Dennis once tried to talk me out of the marriage that he had proposed by telling me that it would turn out badly for me.  He envisioned his own end as it ultimately came, a long slow slide into his last days.  He wanted to spare me that.  Yet fortunately, he acquired a good friend in Ohio who sat beside him in those final hours, and sent his spirit soaring.  Debbie talked to him, and wrote about him, and kept me informed since the hospital had called me upon his admission two days ago.  We’re divorced, I had said.  But you’re listed as his emergency agent, they kept telling me.  I gave them Debbie’s number and then called her myself.  I have never met her, but I believe she helped release his spirit in the final hours.  I walk with her in love tonight.

Life challenged Dennis in ways that he hoped no one else would experience.  He sought solace in destructive forces, and ultimately, they might have hastened his death.    Looking back, I can’t forget or excuse some of the choices he made and the paths down which he chose to traverse that visited sorrow upon me.  But I still think of him as a 12-foot giant — clumsy, perhaps; hurtful at times; and occasionally, a thoughtless destroyer of small villages beneath his feet.  Also, though, his towering stature lifted him above the ordinary, into the heights of the glorious.  He had a certain nobility of spirit that shone through any failings that might have plagued him.  Life gave him lemons, and he grabbed a bottle of gin and put a twist in it, with a touch of vermouth, just a little bit dirty.
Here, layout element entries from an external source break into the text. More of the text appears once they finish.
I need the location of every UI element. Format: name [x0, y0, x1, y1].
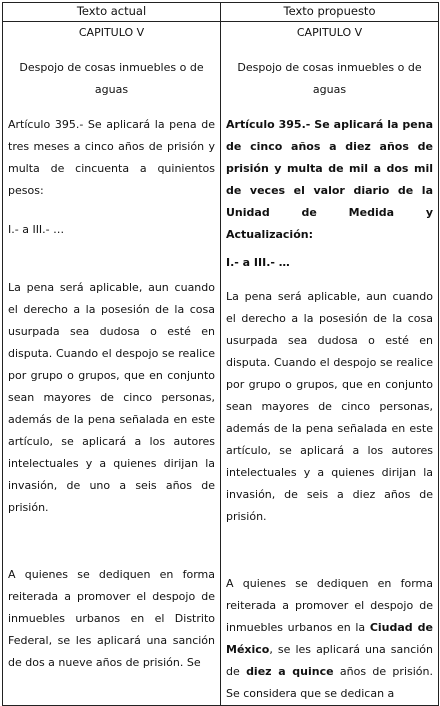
para-segment: A quienes se dediquen en forma reiterada a promover el despojo de inmuebles urbanos en la	[226, 577, 433, 634]
section-title: Despojo de cosas inmuebles o de aguas	[19, 61, 204, 96]
current-text-column	[3, 22, 221, 706]
chapter-heading: CAPITULO V	[296, 26, 363, 39]
fractions-text: I.- a III.- …	[8, 223, 65, 236]
section-title: Despojo de cosas inmuebles o de aguas	[237, 61, 422, 96]
header-current-text: Texto actual	[3, 3, 221, 22]
sanction-range-bold: diez a quince	[246, 665, 334, 678]
article-text: Artículo 395.- Se aplicará la pena de tres meses a cinco años de prisión y multa de cincuenta a quinientos pesos:	[8, 118, 215, 197]
para-segment: años de prisión. Se considera que se dedican a	[226, 665, 433, 700]
city-name-bold: Ciudad de México	[226, 621, 433, 656]
penalty-paragraph: La pena será aplicable, aun cuando el derecho a la posesión de la cosa usurpada sea dudosa o esté en disputa. Cuando el despojo se realice por grupo o grupos, que en conjunto sean mayores de cinco personas, además de la pena señalada en este artículo, se aplicará a los autores intelectuales y a quienes dirijan la invasión, de seis a diez años de prisión.	[226, 290, 433, 523]
fractions-text: I.- a III.- …	[226, 256, 290, 269]
repeated-dispossession-paragraph	[226, 573, 433, 705]
comparison-table	[2, 2, 439, 706]
article-text: Artículo 395.- Se aplicará la pena de cinco años a diez años de prisión y multa de mil a dos mil de veces el valor diario de la Unidad de Medida y Actualización:	[226, 118, 433, 241]
header-proposed-text: Texto propuesto	[221, 3, 439, 22]
repeated-dispossession-paragraph: A quienes se dediquen en forma reiterada a promover el despojo de inmuebles urbanos en el Distrito Federal, se les aplicará una sanción de dos a nueve años de prisión. Se	[8, 568, 215, 669]
para-segment: , se les aplicará una sanción de	[226, 643, 433, 678]
chapter-heading: CAPITULO V	[78, 26, 145, 39]
proposed-text-column	[221, 22, 439, 706]
penalty-paragraph: La pena será aplicable, aun cuando el derecho a la posesión de la cosa usurpada sea dudosa o esté en disputa. Cuando el despojo se realice por grupo o grupos, que en conjunto sean mayores de cinco personas, además de la pena señalada en este artículo, se aplicará a los autores intelectuales y a quienes dirijan la invasión, de uno a seis años de prisión.	[8, 281, 215, 514]
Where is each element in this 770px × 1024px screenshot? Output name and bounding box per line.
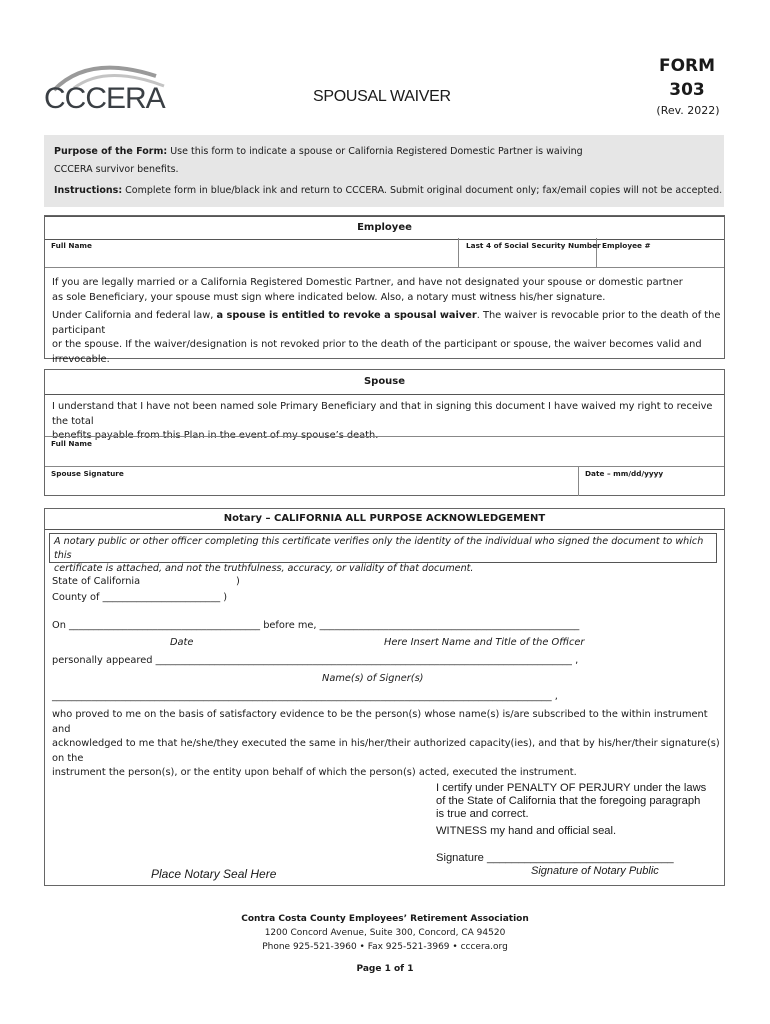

It’s the eleventh day of the one-hundred and twenty-seventh month of My Year Without Complaining.  Life continues.  

 

Dennis R. Lisenby

03/13/1951 – 07/11/2024

I HOPE YOU’RE DANCING IN HEAVEN.

P.S.  I’ve never been so honored as when his friend Debbie asked me to write his obituary, now linked above (click on his name).  She added a few important details, perfecting my draft.  I walk with her in love today and every day in his memory.

2 thoughts on “Death of a 12-foot Giant

  1. Nicholle Schauer

    Thank you for this. Such a beautiful and fitting tribute to a unique and wonderful soul whom I will greatly miss.